David Maister’s 1993 book “Managing The Professional Service Firm” is still the gold standard by which all other management books aimed at the legal, accounting, PR, marketing and consulting sectors should be judged.
A round up of material he’d been writing since the early 1980s, re-reading it again reminded me how much truth is still contained within its pages. There is very little that has dated.
Every chapter still contains golden nuggets of wisdom – not just for those in senior management positions in PR firms, but for those who are starting out on their careers.

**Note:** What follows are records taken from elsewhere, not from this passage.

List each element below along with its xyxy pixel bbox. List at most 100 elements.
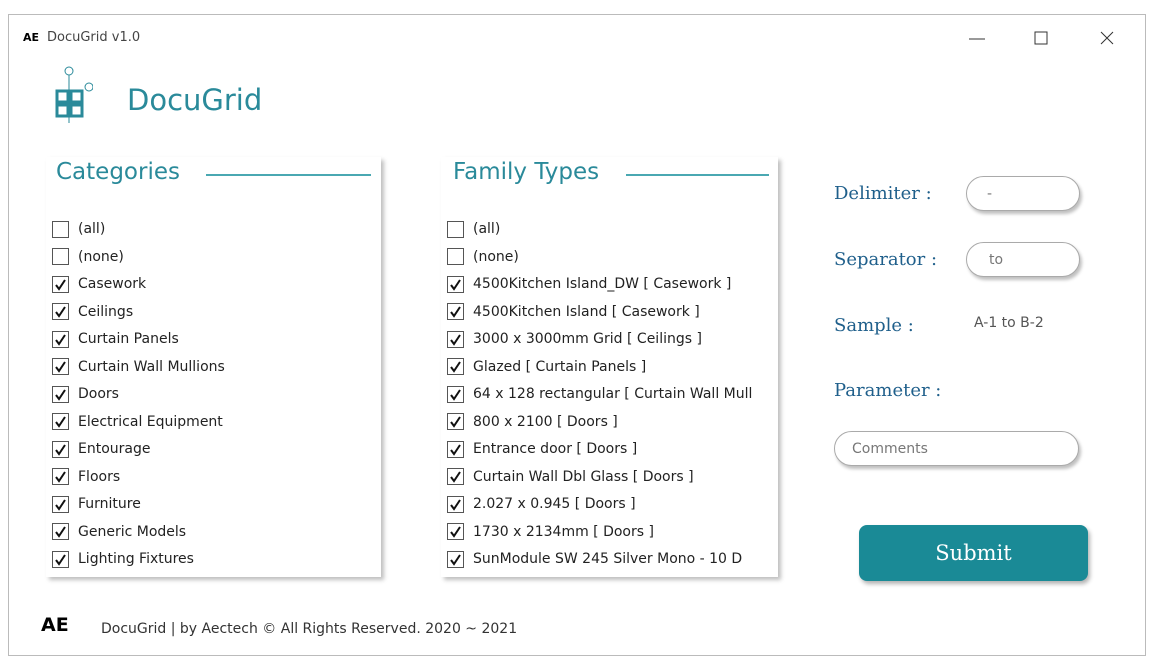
app-name: DocuGrid (127, 83, 263, 117)
checkbox[interactable] (447, 275, 464, 293)
item-label: (all) (78, 221, 106, 237)
item-label: (none) (78, 248, 124, 265)
checkbox[interactable] (52, 303, 69, 320)
list-item[interactable]: Entourage (52, 438, 150, 460)
list-item[interactable]: Lighting Fixtures (52, 548, 194, 570)
title-rule (206, 174, 371, 176)
list-item[interactable]: 800 x 2100 [ Doors ] (447, 411, 618, 433)
list-item[interactable]: MRBC Bottle [ Entourage ] (447, 576, 657, 578)
footer-text: DocuGrid | by Aectech © All Rights Reser… (101, 621, 518, 637)
checkbox[interactable] (447, 523, 464, 540)
checkbox[interactable] (52, 330, 69, 348)
item-label: SunModule SW 245 Silver Mono - 10 D (473, 551, 743, 567)
checkbox[interactable] (52, 440, 69, 458)
list-item[interactable]: Furniture (52, 493, 141, 515)
list-item[interactable]: Casework (52, 273, 146, 295)
list-item[interactable]: Entrance door [ Doors ] (447, 438, 637, 460)
list-item[interactable]: Ceilings (52, 301, 133, 323)
list-item[interactable]: 4500Kitchen Island [ Casework ] (447, 301, 700, 323)
checkbox[interactable] (447, 413, 464, 430)
item-label: Curtain Wall Dbl Glass [ Doors ] (473, 468, 694, 485)
checkbox[interactable] (447, 385, 464, 403)
list-item[interactable]: 2.027 x 0.945 [ Doors ] (447, 493, 636, 515)
checkbox[interactable] (52, 248, 69, 265)
checkmark (450, 471, 461, 483)
title-icon: AE (23, 31, 39, 43)
list-item[interactable]: (none) (447, 246, 519, 268)
title-rule (626, 174, 769, 176)
list-item[interactable]: Planting (52, 576, 135, 578)
item-label: 3000 x 3000mm Grid [ Ceilings ] (473, 331, 702, 347)
checkbox[interactable] (52, 358, 69, 375)
list-item[interactable]: 3000 x 3000mm Grid [ Ceilings ] (447, 328, 702, 350)
item-label: Casework (78, 276, 147, 292)
checkbox[interactable] (447, 495, 464, 513)
checkmark (450, 416, 461, 428)
delimiter-input[interactable]: - (966, 176, 1080, 211)
item-label: 64 x 128 rectangular [ Curtain Wall Mull (473, 386, 753, 402)
checkbox[interactable] (52, 413, 69, 430)
submit-button[interactable]: Submit (859, 525, 1088, 581)
panel-title: Categories (56, 159, 180, 185)
checkbox[interactable] (447, 468, 464, 485)
checkbox[interactable] (52, 550, 69, 568)
checkbox[interactable] (447, 220, 464, 238)
family-types-panel: Family Types (all) (none) 4500Kitchen Isla… (441, 157, 778, 577)
item-label: 4500Kitchen Island [ Casework ] (473, 303, 700, 320)
list-item[interactable]: 64 x 128 rectangular [ Curtain Wall Mull (447, 383, 752, 405)
checkbox[interactable] (447, 358, 464, 375)
checkbox[interactable] (52, 385, 69, 403)
window-controls[interactable] (969, 27, 1129, 51)
list-item[interactable]: Curtain Panels (52, 328, 179, 350)
separator-input[interactable]: to (966, 242, 1080, 277)
input-value: - (987, 185, 993, 202)
list-item[interactable]: (all) (447, 218, 500, 240)
checkbox[interactable] (52, 523, 69, 540)
list-item[interactable]: 4500Kitchen Island_DW [ Casework ] (447, 273, 731, 295)
item-label: Glazed [ Curtain Panels ] (473, 358, 647, 375)
window-title: DocuGrid v1.0 (47, 30, 141, 45)
checkbox[interactable] (447, 248, 464, 265)
parameter-input[interactable]: Comments (834, 431, 1079, 466)
checkmark (55, 388, 66, 401)
sample-value: A-1 to B-2 (974, 315, 1044, 331)
checkbox[interactable] (52, 275, 69, 293)
list-item[interactable]: 1730 x 2134mm [ Doors ] (447, 521, 654, 543)
list-item[interactable]: Doors (52, 383, 119, 405)
item-label: (none) (473, 248, 519, 265)
checkbox[interactable] (447, 440, 464, 458)
separator-label: Separator : (834, 249, 938, 270)
checkbox[interactable] (52, 495, 69, 513)
checkbox[interactable] (447, 303, 464, 320)
list-item[interactable]: Generic Models (52, 521, 186, 543)
list-item[interactable]: Floors (52, 466, 120, 488)
checkmark (450, 526, 461, 538)
input-value: to (989, 251, 1004, 268)
item-label: Ceilings (78, 303, 134, 320)
checkmark (450, 333, 461, 346)
list-item[interactable]: Curtain Wall Mullions (52, 356, 225, 378)
footer-logo: AE (41, 614, 69, 635)
list-item[interactable]: (none) (52, 246, 124, 268)
checkmark (55, 498, 66, 511)
item-label: 2.027 x 0.945 [ Doors ] (473, 496, 636, 512)
checkmark (55, 526, 66, 538)
panel-title: Family Types (453, 159, 600, 185)
list-item[interactable]: (all) (52, 218, 105, 240)
input-value: Comments (852, 440, 928, 457)
list-item[interactable]: Electrical Equipment (52, 411, 223, 433)
list-item[interactable]: Curtain Wall Dbl Glass [ Doors ] (447, 466, 694, 488)
checkmark (55, 278, 66, 291)
item-label: Curtain Wall Mullions (78, 358, 225, 375)
checkmark (450, 443, 461, 456)
checkbox[interactable] (52, 468, 69, 485)
checkbox[interactable] (447, 330, 464, 348)
checkbox[interactable] (52, 220, 69, 238)
checkbox[interactable] (447, 550, 464, 568)
list-item[interactable]: Glazed [ Curtain Panels ] (447, 356, 646, 378)
item-label: (all) (473, 221, 501, 237)
item-label: Electrical Equipment (78, 413, 223, 430)
item-label: Furniture (78, 496, 141, 512)
list-item[interactable]: SunModule SW 245 Silver Mono - 10 D (447, 548, 742, 570)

For example, if you think the “motivation crisis” among the younger generation in PR is a new phenomenon, think again:
“PR is just not any fun any more. Today’s clients are demanding, cynical about the value they receive, and treat you less as a professional and more like an ordinary vendor. The pace, intensity and workload are greater than ever, and the firm atmosphere is competitive rather than supportive, and certainly less collegial. With all this concern about profitability, it seems like we’re being asked to work even harder for less money.”
And that was in 1985!
However, if the issue hasn’t gone away, then the solution offered 25 years ago is broadly similar. In other words, the problem isn’t one of too much work, but too much meaningless work. The role of management is to explain why work is important rather than just telling people what needs to be done. In addition, it is a function of the knowledge and skills that the firm has to offer that will give it the best chance of long term success. As Maister says, knowledge and skills are assets that left untended will depreciate in value. And quickly. And perhaps even more so in this day and age.
The PR sector as a whole clearly needs to invest in developing new knowledge and skills.
The future is bleak for those who continue milking yesterday’s assets.